Sunday, 28 March 2010

Progressivism, Polemics and the Papacy

When stripped of its rather polemical tone, this article by Gerard Warner in The Scotsman makes some telling points about the background to the present crisis and suggests a possible (if rather extreme) solution.
Somehow, though, I don't see Pope Benedict taking this advice, though unquestionably the time has come for some serious house-cleaning.


Anonymous said...

I read the article from your link, Father. There are some good points as you say. I can't really comment furthur on the proposed solution - I have to think of my own immortal soul! Thank you for pointing out the article though.

GOR said...

Yes Father, some good points by Gerald Warner. It may be a stretch to lay all of this at the feet of Vat II. Sin has been around since The Fall - both inside and outside the Church. But certainly some things changed after 1965 and the end of the Council. It amazed me some years ago to hear of priests seeking to justify their homosexual acts on the basis that women were not involved and there was no danger of illegitimate births!

I found it hard to believe that men who had studied Moral Theology for four years could have such a warped sense of right and wrong. But then I read of what had happened in some seminaries and some of the teachers they had there. This was the ‘morality’ being taught by some. It beggared belief! It was a tragedy - and a loss to the Church - that so many good men left the seminaries because of the depravity they found there.
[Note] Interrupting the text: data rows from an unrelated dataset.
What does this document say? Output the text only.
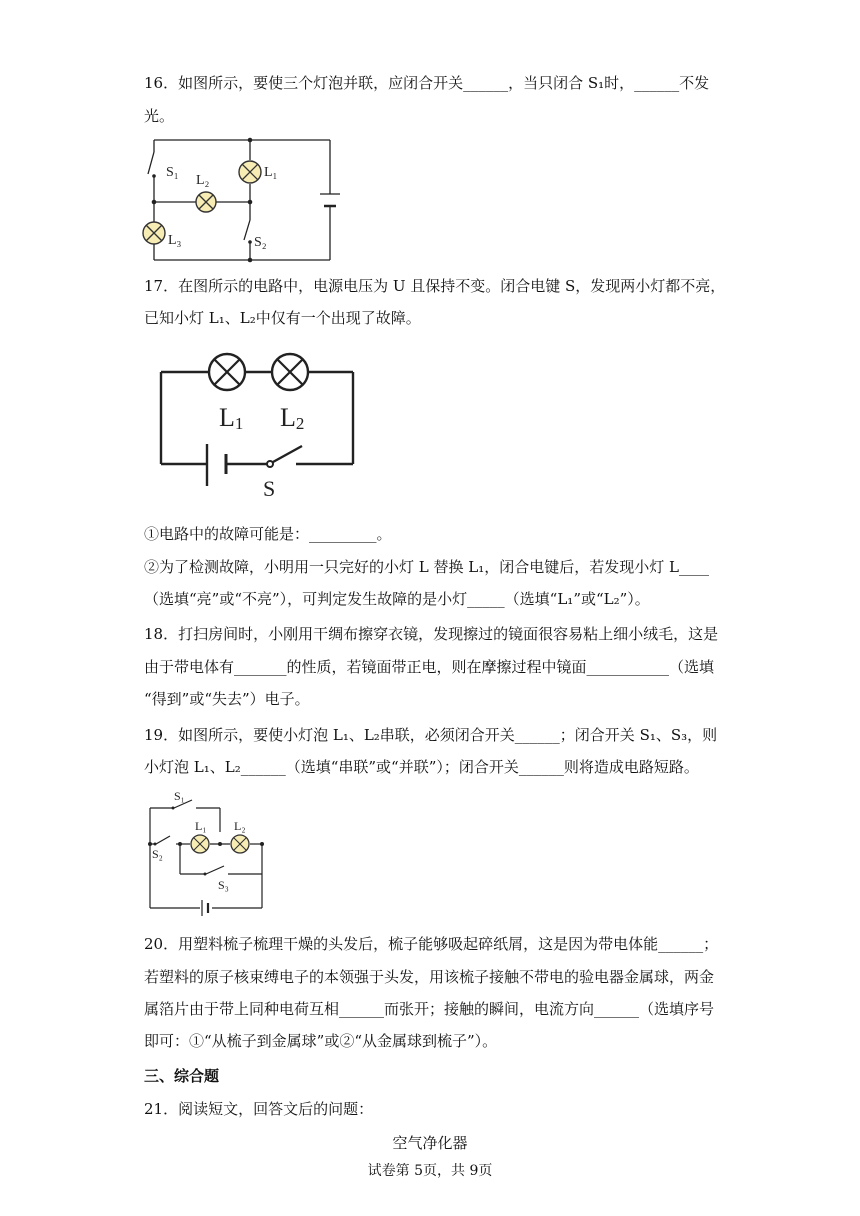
16．如图所示，要使三个灯泡并联，应闭合开关______，当只闭合 S₁时，______不发
光。
S₁
L₂
L₁
L₃	S₂
17．在图所示的电路中，电源电压为 U 且保持不变。闭合电键 S，发现两小灯都不亮，
已知小灯 L₁、L₂中仅有一个出现了故障。
L1 L2
S
①电路中的故障可能是：_________。
②为了检测故障，小明用一只完好的小灯 L 替换 L₁，闭合电键后，若发现小灯 L____
（选填“亮”或“不亮”），可判定发生故障的是小灯_____（选填“L₁”或“L₂”）。
18．打扫房间时，小刚用干绸布擦穿衣镜，发现擦过的镜面很容易粘上细小绒毛，这是
由于带电体有_______的性质，若镜面带正电，则在摩擦过程中镜面___________（选填
“得到”或“失去”）电子。
19．如图所示，要使小灯泡 L₁、L₂串联，必须闭合开关______；闭合开关 S₁、S₃，则
小灯泡 L₁、L₂______（选填“串联”或“并联”）；闭合开关______则将造成电路短路。
S₁
S₂
L₁ L₂
S₃
20．用塑料梳子梳理干燥的头发后，梳子能够吸起碎纸屑，这是因为带电体能______；
若塑料的原子核束缚电子的本领强于头发，用该梳子接触不带电的验电器金属球，两金
属箔片由于带上同种电荷互相______而张开；接触的瞬间，电流方向______（选填序号
即可：①“从梳子到金属球”或②“从金属球到梳子”）。
三、综合题
21．阅读短文，回答文后的问题：
空气净化器
试卷第 5页，共 9页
An environment intended to teach orthodoxy and foster spiritual life had been corrupted and was promoting the opposite. Small wonder that the Liturgy suffered in like manner. Satan had been busy.

But expecting Pope Benedict to wage a ‘Civil War’ in secular terms, is a misreading of our Holy Father. He is not shy about condemning and deploring depravity and misplaced concern for protection of reputations. Like Our Lord, he first calls all to repentance and reparation - condemning the sin and not the sinner. This is misunderstood by many as being ‘soft on crime’ as it were. The world frequently wants revenge and retribution – and it wants it now!

I found it touching and indicative that at the beginning of his pontificate the Holy Father asked for prayers that he would have the strength “not to flee from the wolves”. He has not – and with God’s help he won’t. But like the Good Shepherd whom he seeks to emulate, he will continue to look for the salvation of all - good and bad alike. Rather than our advice, he needs our prayers.